= David Greene (journalist) =

American journalist

David Greene (born April 9, 1976) is an American journalist who worked for the radio broadcasting company NPR, and was one of the co-hosts of Morning Edition until his retirement in December 2020. On July 29, 2022, he became the host of Left, Right & Center.

==Early life==
Greene is the son of Douglas A. Greene and the late Terry Rockmaker Greene. He spent his youth in Pittsburgh, Pennsylvania, where he lived in the Shadyside neighborhood and attended Fanny Edel Falk Laboratory School through the fifth grade. In 1986, he moved with his family to Murray, Kentucky, where he attended Murray Middle School for two years. He graduated from J. P. McCaskey High School in Lancaster, Pennsylvania in 1994. (His mother taught at Franklin and Marshall College.) His first "radio" show was doing the morning announcements at his high school. He also interned at the local newspaper, which is today LNP.

==Career==
After graduating from Harvard University (where he was an editor of The Harvard Crimson) with a degree in government in 1998, Greene became a reporter for The Baltimore Sun. Among other assignments, including an early stint in local reporting, he covered the White House for George W. Bush's first term.

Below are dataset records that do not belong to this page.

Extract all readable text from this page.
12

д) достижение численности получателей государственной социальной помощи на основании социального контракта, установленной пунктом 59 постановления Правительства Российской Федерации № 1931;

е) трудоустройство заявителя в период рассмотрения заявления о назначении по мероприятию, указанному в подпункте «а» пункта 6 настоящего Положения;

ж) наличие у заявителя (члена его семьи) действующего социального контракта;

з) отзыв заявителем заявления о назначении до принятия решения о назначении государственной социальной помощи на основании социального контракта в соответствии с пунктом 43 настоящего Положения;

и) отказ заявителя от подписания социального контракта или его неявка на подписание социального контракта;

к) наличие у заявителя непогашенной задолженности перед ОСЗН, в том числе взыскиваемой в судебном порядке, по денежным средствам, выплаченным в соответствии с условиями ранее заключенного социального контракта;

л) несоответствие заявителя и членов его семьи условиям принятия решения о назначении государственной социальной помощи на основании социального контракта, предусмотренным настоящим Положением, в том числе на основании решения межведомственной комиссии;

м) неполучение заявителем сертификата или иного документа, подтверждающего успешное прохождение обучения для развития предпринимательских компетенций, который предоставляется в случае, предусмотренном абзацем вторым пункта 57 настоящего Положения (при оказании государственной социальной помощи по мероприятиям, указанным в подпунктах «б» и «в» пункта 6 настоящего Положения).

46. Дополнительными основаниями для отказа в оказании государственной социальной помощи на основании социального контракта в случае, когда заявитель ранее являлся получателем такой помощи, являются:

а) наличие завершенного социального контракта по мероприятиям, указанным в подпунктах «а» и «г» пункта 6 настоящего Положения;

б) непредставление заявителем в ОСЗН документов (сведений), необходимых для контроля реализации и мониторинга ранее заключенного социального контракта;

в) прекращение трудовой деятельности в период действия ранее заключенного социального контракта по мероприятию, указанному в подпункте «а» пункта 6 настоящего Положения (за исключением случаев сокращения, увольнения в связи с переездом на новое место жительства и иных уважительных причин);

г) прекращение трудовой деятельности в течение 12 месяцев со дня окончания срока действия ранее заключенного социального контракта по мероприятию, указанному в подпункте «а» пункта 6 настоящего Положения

In 2005, Greene joined NPR and continued to cover the Bush White House. From 2010 to 2012, he was a foreign correspondent for NPR based in Moscow, and in 2012 joined Morning Edition. His reporting from Moscow, including a return in 2013 to travel the Trans-Siberian Railway, led to his first book, Midnight in Siberia, in 2014.

In 2011, Greene received the Daniel Schorr Journalism Prize for his work in Tripoli during the Arab Spring.
Greene announced his retirement from NPR in October 2020, with his last Morning Edition broadcast being on December 29, 2020.

In December 2025, Greene acquired LNP | LancasterOnline, moving the news organization to a non-profit structure for the first time in its 231-year History. Greene had interned there while attending high school.

In 2026, Greene filed a lawsuit against Google, alleging that an artificial-intelligence podcast feature in its NotebookLM tool replicated his distinctive radio voice without permission, a claim the company denied.

==Personal life==
Greene's mother was an associate professor of psychology at Franklin & Marshall College in Lancaster, Pennsylvania for 17 years, and died in 2006. David Greene received an honorary doctorate from the college in 2008, where he spoke at the college's commencement and celebrated his mother's life and career.

Greene married Rose Previte in 2007.